Frankenstein. Finished 4-29-17, rating 4/5 stars, classic, 206 pages, pub. 1818
Mary Shelley began writing Frankenstein when she was only eighteen. At once a Gothic thriller, a passionate romance, and a cautionary tale about the dangers of science, Frankenstein tells the story of committed science student Victor Frankenstein. Obsessed with discovering the cause of generation and life and bestowing animation upon lifeless matter, Frankenstein assembles a human being from stolen body parts but; upon bringing it to life, he recoils in horror at the creature’s hideousness. Tormented by isolation and loneliness, the once-innocent creature turns to evil and unleashes a campaign of murderous revenge against his creator, Frankenstein. from Goodreads
I read most of this one first thing during the 24 hour readathon. During the readathon you want short books so this classic fit the bill, but you also want books that read fast and this failed in that department for sure. I had a hard time with the archaic language at first, but got into the rhythm after about 20 pages or so and really got into the story. Yes, I knew some of the bigger plot points just from, you know, living life, but the majority of the story was completely new to me and quite compelling.

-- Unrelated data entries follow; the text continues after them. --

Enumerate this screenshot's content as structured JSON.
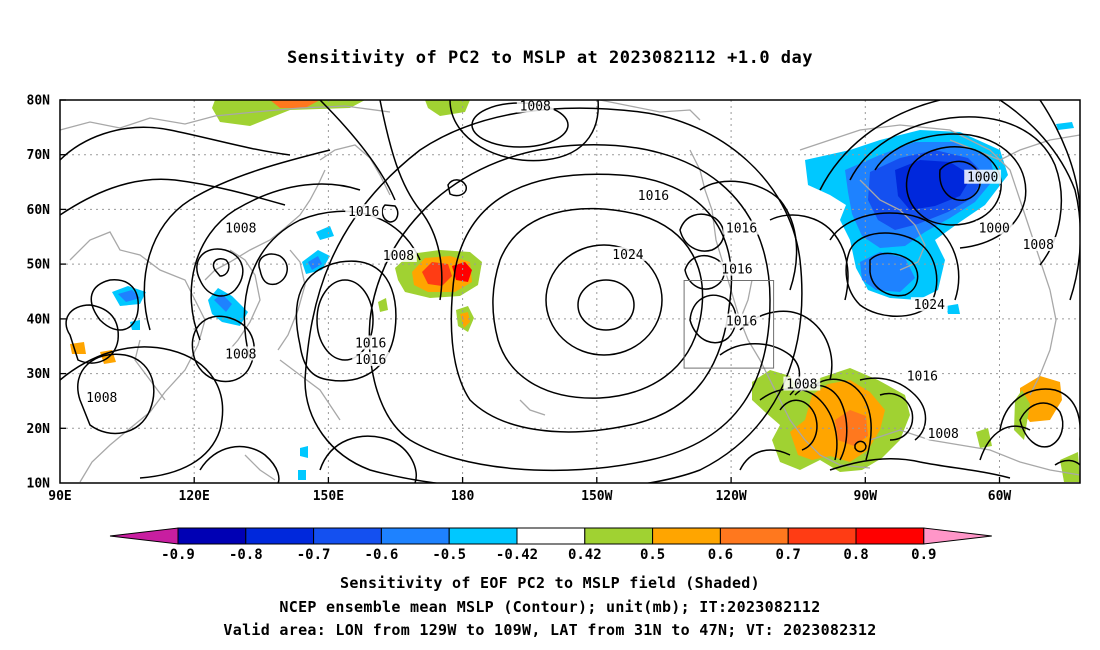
{
  "title": "Sensitivity of PC2 to MSLP at 2023082112 +1.0 day",
  "map": {
    "lat_labels": [
      "80N",
      "70N",
      "60N",
      "50N",
      "40N",
      "30N",
      "20N",
      "10N"
    ],
    "lon_labels": [
      "90E",
      "120E",
      "150E",
      "180",
      "150W",
      "120W",
      "90W",
      "60W"
    ],
    "contour_labels": [
      {
        "text": "1008",
        "lon": -167.5,
        "lat": 78.8
      },
      {
        "text": "1016",
        "lon": -142,
        "lat": 62.5
      },
      {
        "text": "1016",
        "lon": 155.5,
        "lat": 59.5
      },
      {
        "text": "1008",
        "lon": 129,
        "lat": 56.5
      },
      {
        "text": "1008",
        "lon": 163,
        "lat": 51.5
      },
      {
        "text": "1016",
        "lon": -123,
        "lat": 56.5
      },
      {
        "text": "1024",
        "lon": -147.5,
        "lat": 51.7
      },
      {
        "text": "1016",
        "lon": -124,
        "lat": 49
      },
      {
        "text": "1016",
        "lon": -123,
        "lat": 39.5
      },
      {
        "text": "1016",
        "lon": 157,
        "lat": 35.5
      },
      {
        "text": "1016",
        "lon": 157,
        "lat": 32.5
      },
      {
        "text": "1008",
        "lon": 129,
        "lat": 33.5
      },
      {
        "text": "1008",
        "lon": 99,
        "lat": 25.5
      },
      {
        "text": "1008",
        "lon": -110,
        "lat": 28
      },
      {
        "text": "1016",
        "lon": -84,
        "lat": 29.5
      },
      {
        "text": "1008",
        "lon": -79.5,
        "lat": 19
      },
      {
        "text": "1000",
        "lon": -71,
        "lat": 65.8
      },
      {
        "text": "1000",
        "lon": -68.5,
        "lat": 56.5
      },
      {
        "text": "1008",
        "lon": -59,
        "lat": 53.5
      },
      {
        "text": "1024",
        "lon": -82.5,
        "lat": 42.5
      }
    ]
  },
  "colorbar": {
    "labels": [
      "-0.9",
      "-0.8",
      "-0.7",
      "-0.6",
      "-0.5",
      "-0.42",
      "0.42",
      "0.5",
      "0.6",
      "0.7",
      "0.8",
      "0.9"
    ],
    "colors": [
      "#0000b4",
      "#0028dc",
      "#1450f0",
      "#1e82ff",
      "#00c8ff",
      "#ffffff",
      "#a0d232",
      "#ffa500",
      "#ff781e",
      "#ff3c14",
      "#ff0000"
    ],
    "low_color": "#c81ea0",
    "high_color": "#ff96c8"
  },
  "footer": {
    "line1": "Sensitivity of EOF PC2 to MSLP field (Shaded)",
    "line2": "NCEP ensemble mean MSLP (Contour); unit(mb); IT:2023082112",
    "line3": "Valid area: LON from 129W to 109W, LAT from 31N to 47N; VT: 2023082312"
  }
}
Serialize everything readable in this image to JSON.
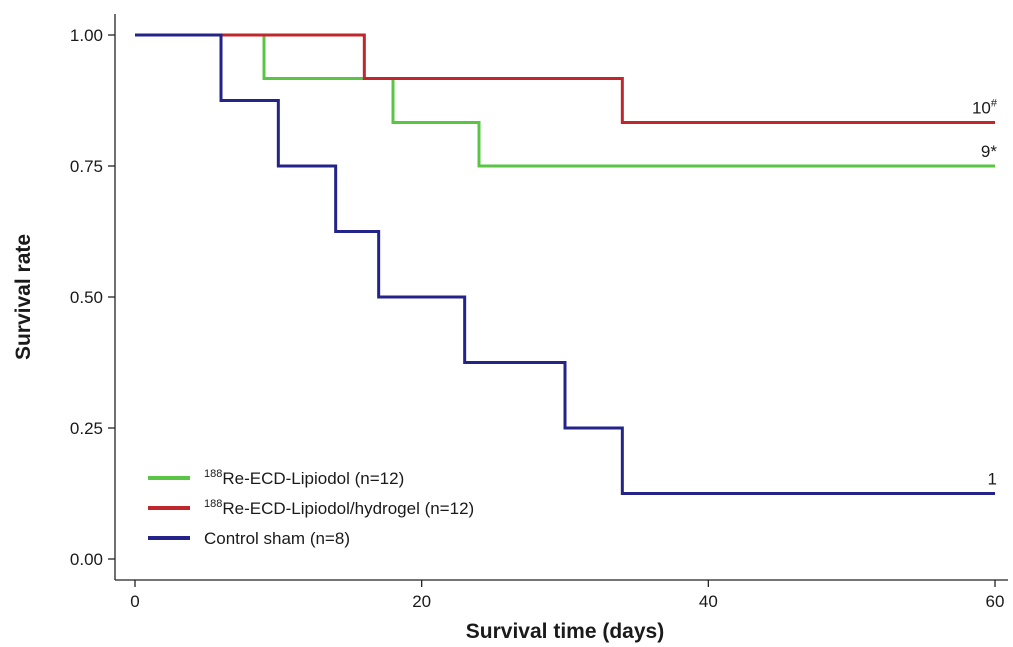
{
  "chart_data": {
    "type": "line",
    "subtype": "kaplan-meier step",
    "xlabel": "Survival time (days)",
    "ylabel": "Survival rate",
    "xlim": [
      0,
      60
    ],
    "ylim": [
      0,
      1
    ],
    "x_ticks": [
      0,
      20,
      40,
      60
    ],
    "x_tick_labels": [
      "0",
      "20",
      "40",
      "60"
    ],
    "y_ticks": [
      0,
      0.25,
      0.5,
      0.75,
      1.0
    ],
    "y_tick_labels": [
      "0.00",
      "0.25",
      "0.50",
      "0.75",
      "1.00"
    ],
    "grid": false,
    "legend_position": "bottom-left",
    "series": [
      {
        "name_sup": "188",
        "name_rest": "Re-ECD-Lipiodol (n=12)",
        "color": "#5ac445",
        "end_label": "9*",
        "steps": [
          {
            "x": 0,
            "y": 1.0
          },
          {
            "x": 9,
            "y": 0.917
          },
          {
            "x": 18,
            "y": 0.833
          },
          {
            "x": 24,
            "y": 0.75
          },
          {
            "x": 60,
            "y": 0.75
          }
        ]
      },
      {
        "name_sup": "188",
        "name_rest": "Re-ECD-Lipiodol/hydrogel (n=12)",
        "color": "#c0272d",
        "end_label_main": "10",
        "end_label_sup": "#",
        "steps": [
          {
            "x": 0,
            "y": 1.0
          },
          {
            "x": 16,
            "y": 0.917
          },
          {
            "x": 34,
            "y": 0.833
          },
          {
            "x": 60,
            "y": 0.833
          }
        ]
      },
      {
        "name_sup": "",
        "name_rest": "Control sham (n=8)",
        "color": "#23238a",
        "end_label": "1",
        "steps": [
          {
            "x": 0,
            "y": 1.0
          },
          {
            "x": 6,
            "y": 0.875
          },
          {
            "x": 10,
            "y": 0.75
          },
          {
            "x": 14,
            "y": 0.625
          },
          {
            "x": 17,
            "y": 0.5
          },
          {
            "x": 23,
            "y": 0.375
          },
          {
            "x": 30,
            "y": 0.25
          },
          {
            "x": 34,
            "y": 0.125
          },
          {
            "x": 60,
            "y": 0.125
          }
        ]
      }
    ]
  }
}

Victor Frankenstein became interested in the ancient alchemists when he was a teen in Geneva. He heads off to university to study chemistry when he becomes obsessed with bring inanimate objects to life. He succeeds and Frankenstein’s monster is born. Horrified by the ugliness before him he retreats, sickened. Henry, a childhood friend visits from home and nurses him back to health not really understanding that Victor’s nightmares are not make believe at all. After Victor gets better and life seems normal again, the monster finds Victor and begins a quest to hound him until a mate is made so the monster can have the companionship he deserves.
This story is almost 200 years old and still resonates for good reason. It has all the elements of a great story with something to say. The monster, aptly nicknamed, does horrific things, and yet, his first speech to Victor really inspired sympathy. The monster wanted only friendship and instead received nothing but terrified people in his wake. What happens if a person is shunned by everyone, even the one who made him? Especially the one he made him. Nothing good.
It’s a story still worth the time and effort. I’ve never seen any of the movies, so I might have to give those a look this summer.
This was my 12th selection for the Classics Club and it also counts for my Reading Harder challenge.